KARST LAND IN ILLINOIS

Hills, Hollows, and Honeycomb Rock



On a rolling countryside with grassy ridges and wooded hollow, farmers till neatly around bowl-shaped depressions. Layers of limestone crop out where pasture sinks into a hole.

Streams spring out of the ground, meander along awhile, then dip underground again. The water runs clear in dry weather but swirls with much when it rains.

Sinkholes appear where soil has been slipping down cracks in the bedrock below. The hollowed-out crevices often turn into caves and subsurface channels, growing larger every time rainwater or melting snow surges through them.

No wonder there are few surface streams. Rainfall and snowmelt disappear down sinkholes and flow through underground passages. So pollution from surface or near-surface sources, such as septic systems, may drain into the groundwater that supplies private wells.

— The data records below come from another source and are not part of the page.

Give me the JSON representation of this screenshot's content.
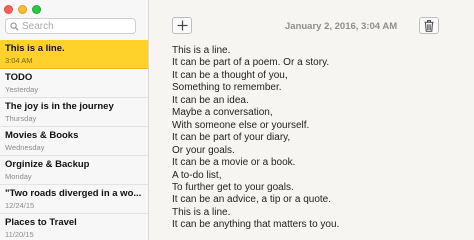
{
  "window": {
    "colors": {
      "close": "#fd5f57",
      "minimize": "#febc2e",
      "maximize": "#28c840",
      "selected": "#fed22b"
    }
  },
  "search": {
    "placeholder": "Search",
    "value": "",
    "icon": "magnifier-icon"
  },
  "notes": [
    {
      "title": "This is a line.",
      "date": "3:04 AM",
      "selected": true
    },
    {
      "title": "TODO",
      "date": "Yesterday"
    },
    {
      "title": "The joy is in the journey",
      "date": "Thursday"
    },
    {
      "title": "Movies & Books",
      "date": "Wednesday"
    },
    {
      "title": "Orginize & Backup",
      "date": "Monday"
    },
    {
      "title": "\"Two roads diverged in a wo...",
      "date": "12/24/15"
    },
    {
      "title": "Places to Travel",
      "date": "11/20/15"
    }
  ],
  "editor": {
    "new_note_icon": "plus-icon",
    "trash_icon": "trash-icon",
    "timestamp": "January 2, 2016, 3:04 AM",
    "lines": [
      "This is a line.",
      "It can be part of a poem. Or a story.",
      "It can be a thought of you,",
      "Something to remember.",
      "It can be an idea.",
      "Maybe a conversation,",
      "With someone else or yourself.",
      "It can be part of your diary,",
      "Or your goals.",
      "It can be a movie or a book.",
      "A to-do list,",
      "To further get to your goals.",
      "It can be an advice, a tip or a quote.",
      "This is a line.",
      "It can be anything that matters to you."
    ]
  }
}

In rural areas, there are no sanitary sewers. Each household has a septic system to handle human waste, and most have a private well to supply drinking water.

But is the water good to drink?




Living With Karst - What You Can Do To Protect Soil and Groundwater!

LANDOWNERS

  • Check your county's regulations before installing a septic system or animal waste lagoon. Be sure to divert any contaminated runoff away from sinkholes.
  • Don't dump trash in a sinkhole! Check with your local health department for information on proper disposal of all types of waste.
  • Before building on your land, call or visit your local county office for a permit.
  • Use pesticides, herbicides, and fertilizers with care. Read the instructions and don't overapply. For more information, contact your local Soil and Water Conservation District.

    FAMILIES

  • Get to know your karst environment. Talk about the problems of living around sinkholes. Help your community clean up and keep the trash out of sinkholes.
  • If you water comes from a well, have it tested regularly for bacteria and nitrate. You need to know whether your water is clean and safe to drink.
  • Kids - ask your teacher about sinkholes: how do they form? What can you and your family do to keep the groundwater clean and the land beautiful?

    GROUNDWATER IS YOUR DRINKING WATER!

    Overnight, a hole may open up, swallowing someone's backyard.